Le Conseil des ministres a approuvé une série de mesures visant à atténuer les effets économiques et sociaux du conflit en cours au Moyen-Orient. Ces décisions font suite à une réunion du comité de crise présidée par le Premier ministre le 8 avril 2026.
Lors de cette réunion, il a été souligné qu’un cessez-le-feu temporaire de deux semaines, convenu entre l’Iran et les États-Unis, permettrait la reprise du trafic maritime dans le détroit d’Ormuz. Toutefois, les autorités ont insisté sur la fragilité de cette trêve, appelant à la vigilance face à une situation internationale incertaine.
Dans ce contexte, le gouvernement a opté pour une approche articulée autour de mesures immédiates, à moyen et à long terme, tout en tenant compte d’une marge de manœuvre budgétaire limitée en raison du déficit élevé et du niveau de dette.
Énergie : hausse des tarifs et mesures d’économie
Parmi les décisions majeures figure une augmentation de 15 % des tarifs d’électricité à compter du 1er mai 2026. Cette hausse ne concernera toutefois pas les ménages les plus vulnérables inscrits au registre social, ni certaines catégories de consommateurs et les PME.
En parallèle, plusieurs actions ont été annoncées pour renforcer la sécurité énergétique.
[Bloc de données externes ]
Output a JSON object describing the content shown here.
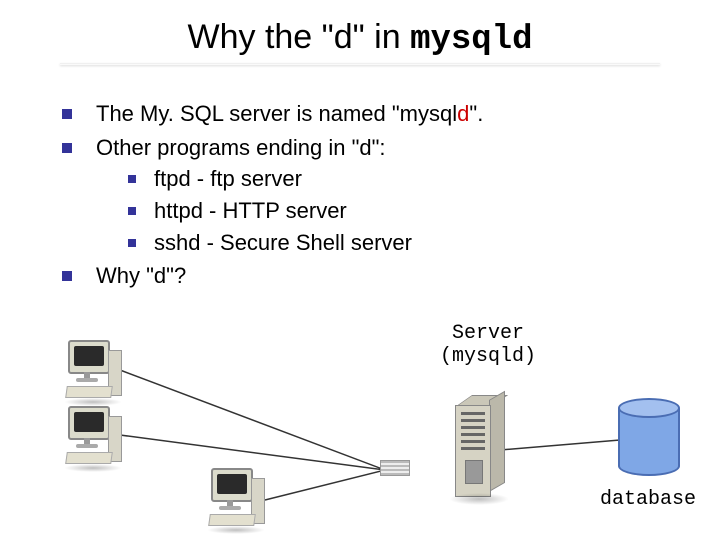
{
  "title": {
    "prefix": "Why the \"d\" in ",
    "mono": "mysqld"
  },
  "bullets": {
    "b1": {
      "pre": "The My. SQL server is named \"mysql",
      "d": "d",
      "post": "\"."
    },
    "b2": "Other programs ending in \"d\":",
    "sub": {
      "s1": "ftpd - ftp server",
      "s2": "httpd - HTTP server",
      "s3": "sshd - Secure Shell server"
    },
    "b3": "Why \"d\"?"
  },
  "diagram": {
    "server_label_line1": "Server",
    "server_label_line2_open": "(",
    "server_label_line2_mono": "mysqld",
    "server_label_line2_close": ")",
    "db_label": "database"
  }
}
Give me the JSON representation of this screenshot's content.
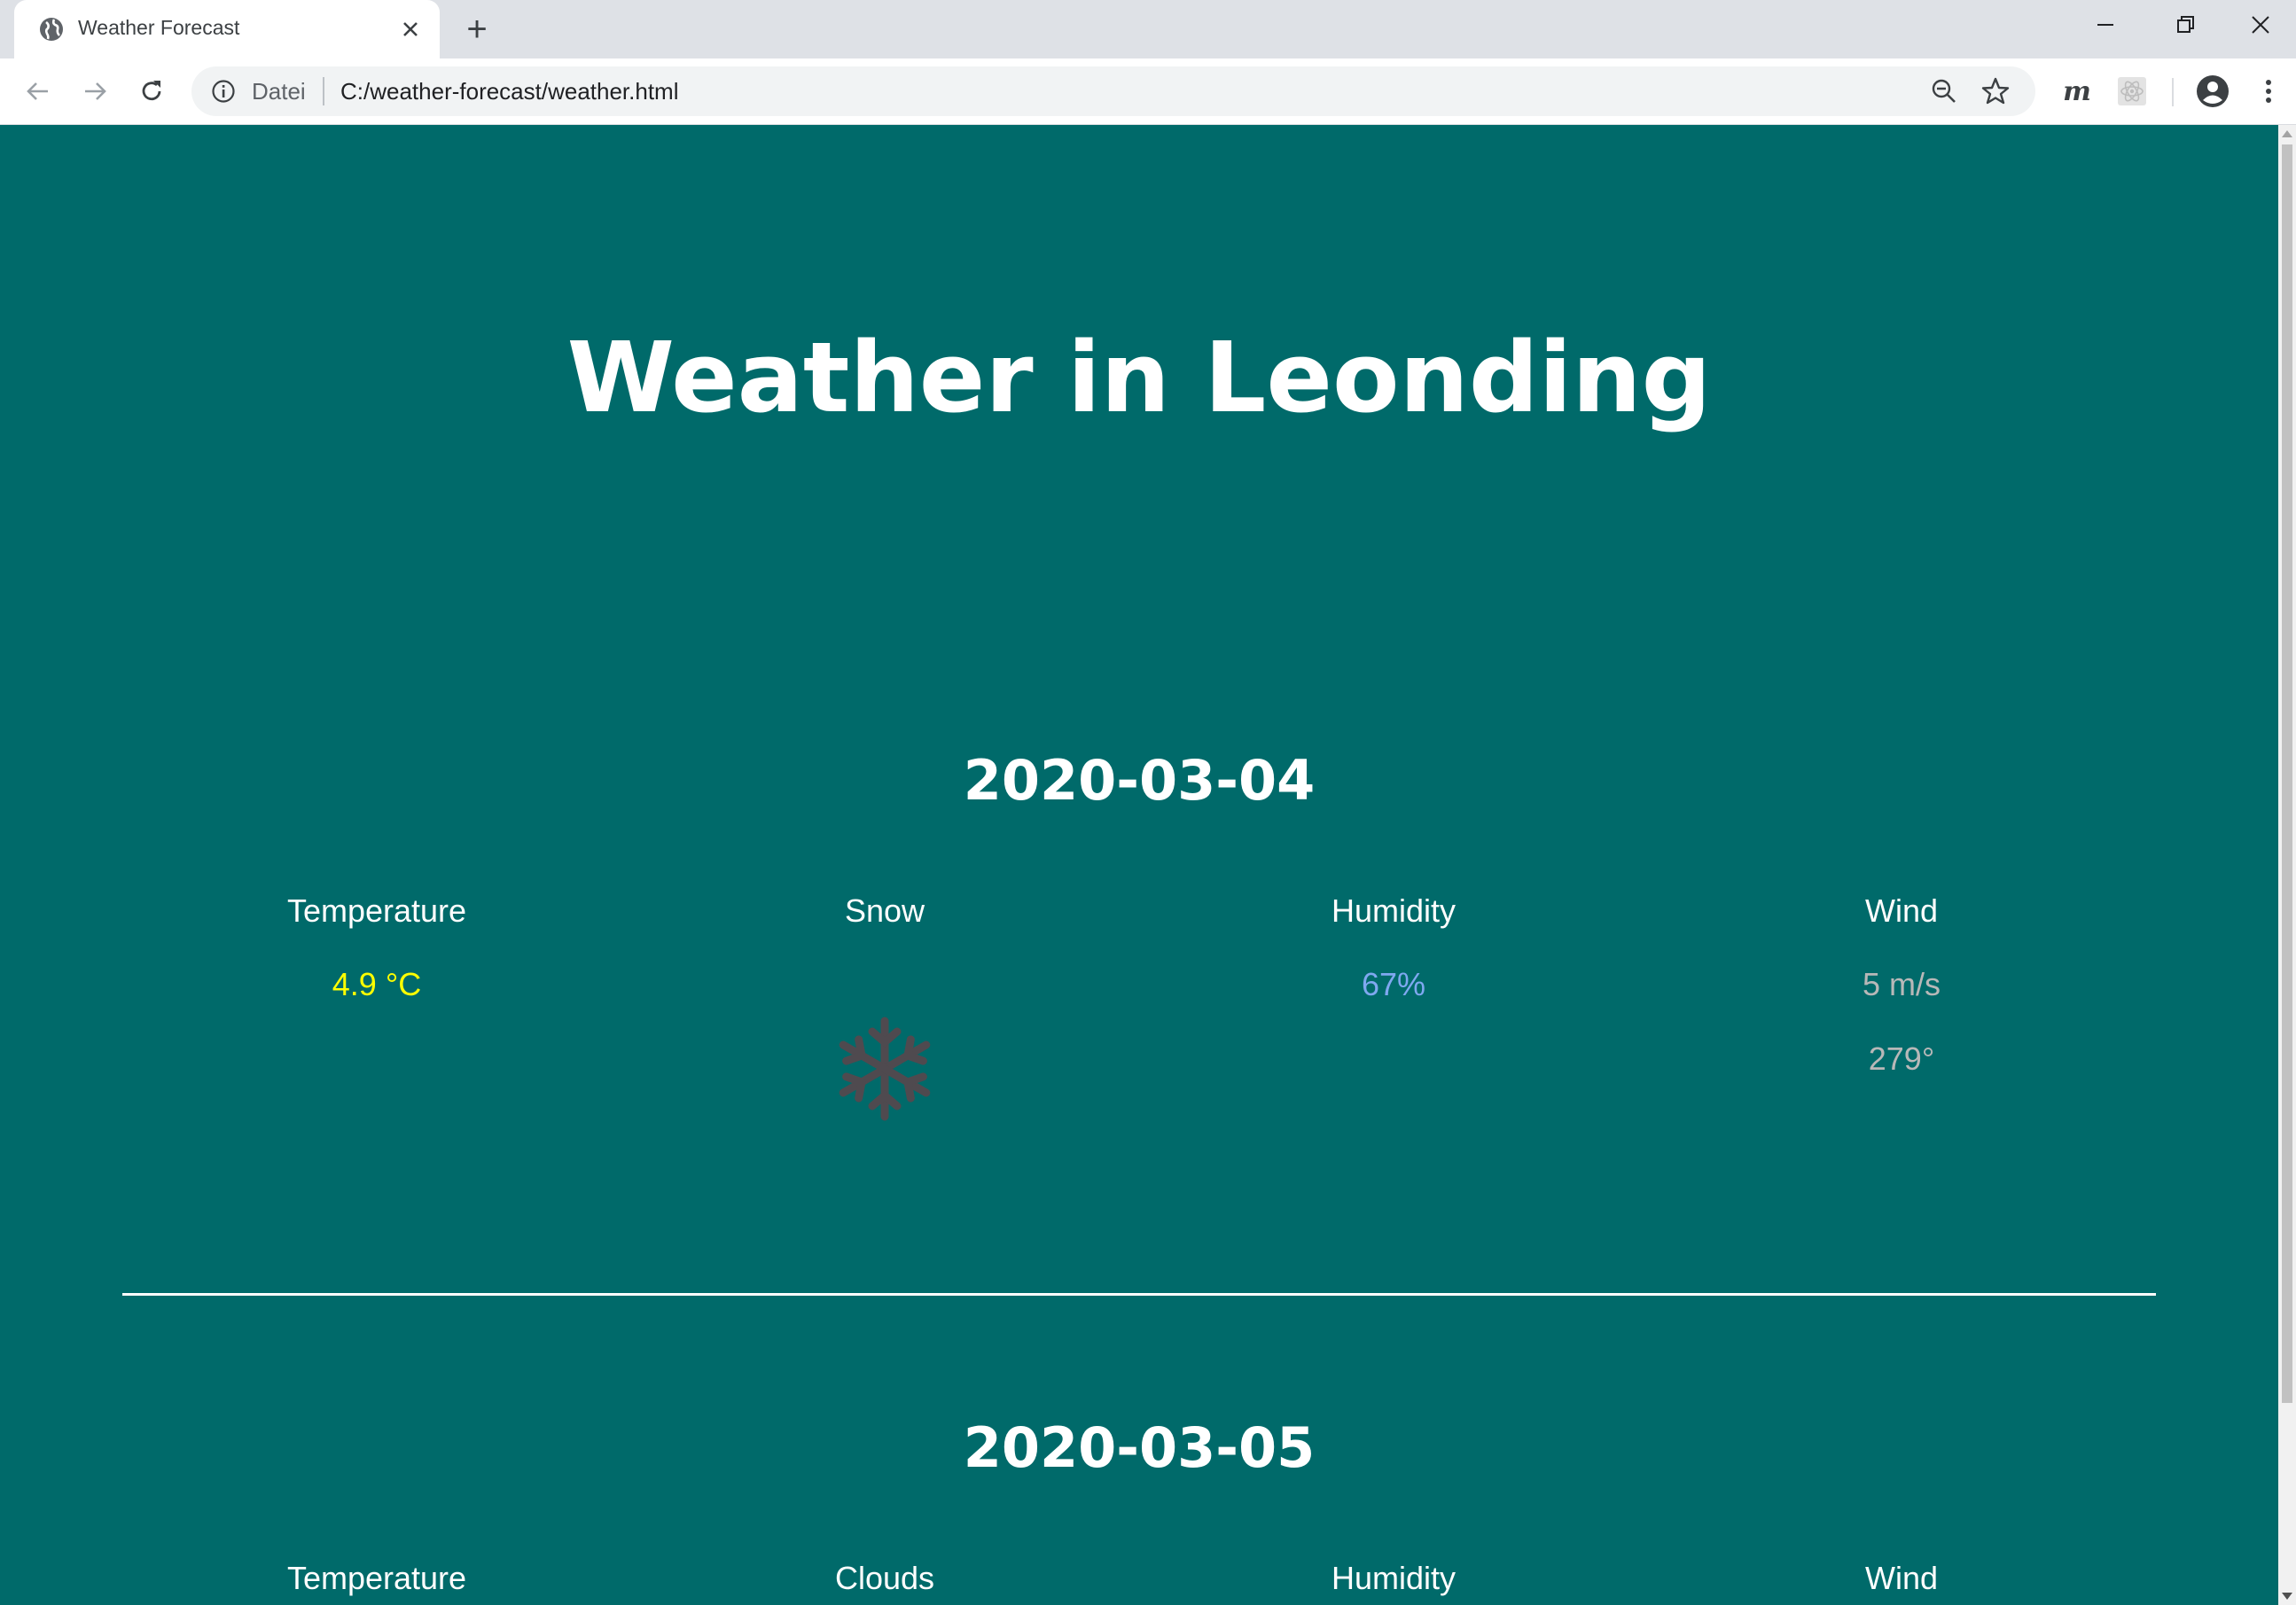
{
  "browser": {
    "tab_title": "Weather Forecast",
    "new_tab": "+",
    "scheme_label": "Datei",
    "url": "C:/weather-forecast/weather.html",
    "extension_m": "m"
  },
  "page": {
    "title": "Weather in Leonding",
    "colors": {
      "background": "#006a6a",
      "temperature": "#ffff00",
      "humidity": "#7fa8f0",
      "wind": "#b8b8b8",
      "snow_icon": "#4f4a4f"
    },
    "days": [
      {
        "date": "2020-03-04",
        "temperature_label": "Temperature",
        "temperature_value": "4.9 °C",
        "condition_label": "Snow",
        "condition_icon": "snowflake-icon",
        "humidity_label": "Humidity",
        "humidity_value": "67%",
        "wind_label": "Wind",
        "wind_speed": "5 m/s",
        "wind_direction": "279°"
      },
      {
        "date": "2020-03-05",
        "temperature_label": "Temperature",
        "condition_label": "Clouds",
        "humidity_label": "Humidity",
        "wind_label": "Wind"
      }
    ]
  }
}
Il s’agit notamment d’un suivi accru des stocks de carburant, de la mise en place de restrictions sur les usages non essentiels de l’électricité — comme l’éclairage décoratif ou les panneaux publicitaires lumineux — ainsi que de campagnes de sensibilisation à l’économie d’énergie.
Le gouvernement entend également accélérer la transition vers les énergies renouvelables, avec le déblocage de projets totalisant 405 MW, la promotion du solaire photovoltaïque, notamment sur les bâtiments publics, et l’octroi de prêts à taux réduit pour les ménages et les PME souhaitant investir dans ces solutions.
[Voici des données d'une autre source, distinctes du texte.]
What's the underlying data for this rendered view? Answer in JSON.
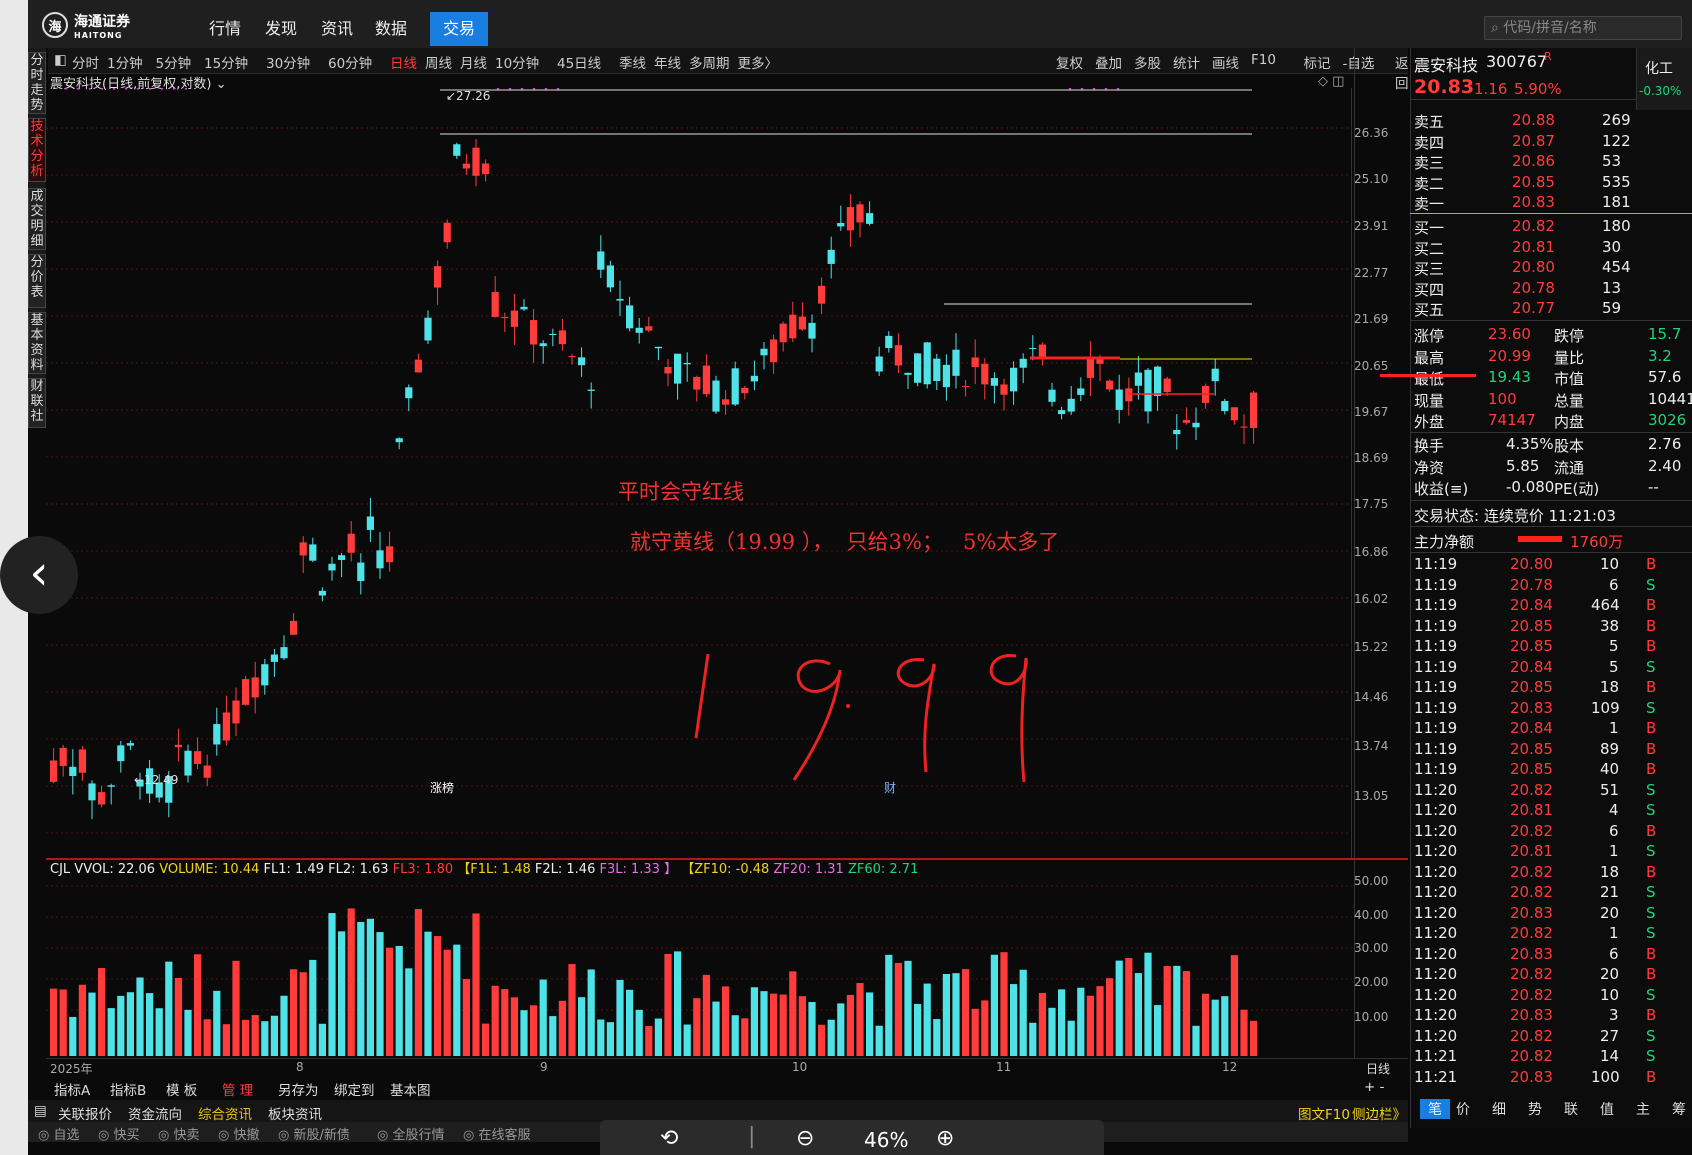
{
  "nav": {
    "logo": "海通证券",
    "logo_sub": "HAITONG",
    "tabs": [
      "行情",
      "发现",
      "资讯",
      "数据",
      "交易"
    ],
    "active_tab": "交易",
    "search_placeholder": "代码/拼音/名称"
  },
  "sidebar_tabs": [
    "分时走势",
    "技术分析",
    "成交明细",
    "分价表",
    "基本资料",
    "财联社"
  ],
  "sidebar_active": "技术分析",
  "periods": [
    "分时",
    "1分钟",
    "5分钟",
    "15分钟",
    "30分钟",
    "60分钟",
    "日线",
    "周线",
    "月线",
    "10分钟",
    "45日线",
    "季线",
    "年线",
    "多周期",
    "更多〉"
  ],
  "period_active": "日线",
  "tools": [
    "复权",
    "叠加",
    "多股",
    "统计",
    "画线",
    "F10",
    "标记",
    "-自选",
    "返回"
  ],
  "chart_title": "震安科技(日线,前复权,对数)",
  "price_axis": [
    "26.36",
    "25.10",
    "23.91",
    "22.77",
    "21.69",
    "20.65",
    "19.67",
    "18.69",
    "17.75",
    "16.86",
    "16.02",
    "15.22",
    "14.46",
    "13.74",
    "13.05"
  ],
  "marks": {
    "high": "27.26",
    "low": "12.49",
    "tag1": "涨榜",
    "tag2": "财"
  },
  "annotations": {
    "line1": "平时会守红线",
    "line2": "就守黄线（19.99 ），  只给3%；   5%太多了",
    "handwritten": "19.99"
  },
  "volume": {
    "label": "CJL",
    "vvol": "VVOL: 22.06",
    "volume": "VOLUME: 10.44",
    "fl1": "FL1: 1.49",
    "fl2": "FL2: 1.63",
    "fl3": "FL3: 1.80",
    "f1l": "【F1L: 1.48",
    "f2l": "F2L: 1.46",
    "f3l": "F3L: 1.33 】",
    "zf10": "【ZF10: -0.48",
    "zf20": "ZF20: 1.31",
    "zf60": "ZF60: 2.71",
    "axis": [
      "50.00",
      "40.00",
      "30.00",
      "20.00",
      "10.00"
    ]
  },
  "xaxis": {
    "labels": [
      "2025年",
      "8",
      "9",
      "10",
      "11",
      "12"
    ],
    "period": "日线"
  },
  "bottom_tabs1": [
    "指标A",
    "指标B",
    "模 板",
    "管 理",
    "另存为",
    "绑定到",
    "基本图"
  ],
  "bottom_tabs2": [
    "关联报价",
    "资金流向",
    "综合资讯",
    "板块资讯"
  ],
  "bottom_right": [
    "图文F10",
    "侧边栏》"
  ],
  "bottom_tabs3": [
    "自选",
    "快买",
    "快卖",
    "快撤",
    "新股/新债",
    "全股行情",
    "在线客服"
  ],
  "zoom": {
    "level": "46%"
  },
  "quote": {
    "name": "震安科技",
    "code": "300767",
    "r": "R",
    "price": "20.83",
    "change": "1.16",
    "pct": "5.90%",
    "side_label": "化工",
    "side_pct": "-0.30%",
    "asks": [
      [
        "卖五",
        "20.88",
        "269"
      ],
      [
        "卖四",
        "20.87",
        "122"
      ],
      [
        "卖三",
        "20.86",
        "53"
      ],
      [
        "卖二",
        "20.85",
        "535"
      ],
      [
        "卖一",
        "20.83",
        "181"
      ]
    ],
    "bids": [
      [
        "买一",
        "20.82",
        "180"
      ],
      [
        "买二",
        "20.81",
        "30"
      ],
      [
        "买三",
        "20.80",
        "454"
      ],
      [
        "买四",
        "20.78",
        "13"
      ],
      [
        "买五",
        "20.77",
        "59"
      ]
    ],
    "stats": [
      [
        "涨停",
        "23.60",
        "跌停",
        "15.7"
      ],
      [
        "最高",
        "20.99",
        "量比",
        "3.2"
      ],
      [
        "最低",
        "19.43",
        "市值",
        "57.6"
      ],
      [
        "现量",
        "100",
        "总量",
        "10441"
      ],
      [
        "外盘",
        "74147",
        "内盘",
        "3026"
      ]
    ],
    "stats2": [
      [
        "换手",
        "4.35%",
        "股本",
        "2.76"
      ],
      [
        "净资",
        "5.85",
        "流通",
        "2.40"
      ],
      [
        "收益(≡)",
        "-0.080",
        "PE(动)",
        "--"
      ]
    ],
    "status": "交易状态: 连续竞价 11:21:03",
    "mainforce": "主力净额",
    "mainforce_val": "1760万",
    "ticks": [
      [
        "11:19",
        "20.80",
        "10",
        "B"
      ],
      [
        "11:19",
        "20.78",
        "6",
        "S"
      ],
      [
        "11:19",
        "20.84",
        "464",
        "B"
      ],
      [
        "11:19",
        "20.85",
        "38",
        "B"
      ],
      [
        "11:19",
        "20.85",
        "5",
        "B"
      ],
      [
        "11:19",
        "20.84",
        "5",
        "S"
      ],
      [
        "11:19",
        "20.85",
        "18",
        "B"
      ],
      [
        "11:19",
        "20.83",
        "109",
        "S"
      ],
      [
        "11:19",
        "20.84",
        "1",
        "B"
      ],
      [
        "11:19",
        "20.85",
        "89",
        "B"
      ],
      [
        "11:19",
        "20.85",
        "40",
        "B"
      ],
      [
        "11:20",
        "20.82",
        "51",
        "S"
      ],
      [
        "11:20",
        "20.81",
        "4",
        "S"
      ],
      [
        "11:20",
        "20.82",
        "6",
        "B"
      ],
      [
        "11:20",
        "20.81",
        "1",
        "S"
      ],
      [
        "11:20",
        "20.82",
        "18",
        "B"
      ],
      [
        "11:20",
        "20.82",
        "21",
        "S"
      ],
      [
        "11:20",
        "20.83",
        "20",
        "S"
      ],
      [
        "11:20",
        "20.82",
        "1",
        "S"
      ],
      [
        "11:20",
        "20.83",
        "6",
        "B"
      ],
      [
        "11:20",
        "20.82",
        "20",
        "B"
      ],
      [
        "11:20",
        "20.82",
        "10",
        "S"
      ],
      [
        "11:20",
        "20.83",
        "3",
        "B"
      ],
      [
        "11:20",
        "20.82",
        "27",
        "S"
      ],
      [
        "11:21",
        "20.82",
        "14",
        "S"
      ],
      [
        "11:21",
        "20.83",
        "100",
        "B"
      ]
    ],
    "tabs": [
      "笔",
      "价",
      "细",
      "势",
      "联",
      "值",
      "主",
      "筹"
    ]
  }
}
Sécurité alimentaire : diversification et contrôle
Sur le plan alimentaire, les autorités prévoient la mise en place d’une base de données centralisée pour suivre les stocks de produits essentiels, de semences et d’engrais. L’objectif est d’anticiper d’éventuelles pénuries et d’identifier rapidement des sources d’approvisionnement alternatives.
Le gouvernement mise également sur la diversification des importations, notamment depuis des pays comme Madagascar, la Namibie ou le Kenya, tout en renforçant la production locale, y compris à Rodrigues.
Des inspections seront intensifiées afin de lutter contre les pratiques abusives, telles que la rétention de stocks ou la hausse injustifiée des prix. Une campagne nationale contre le gaspillage alimentaire sera également lancée.
Soutien aux PME et aux secteurs clés
Afin de soutenir les petites et moyennes entreprises, un dispositif spécifique sera mis en place pour garantir la continuité des activités d’importation et d’exportation. Des facilités financières, telles que des moratoires sur les prêts ou des mécanismes de financement du fonds de roulement, sont à l’étude.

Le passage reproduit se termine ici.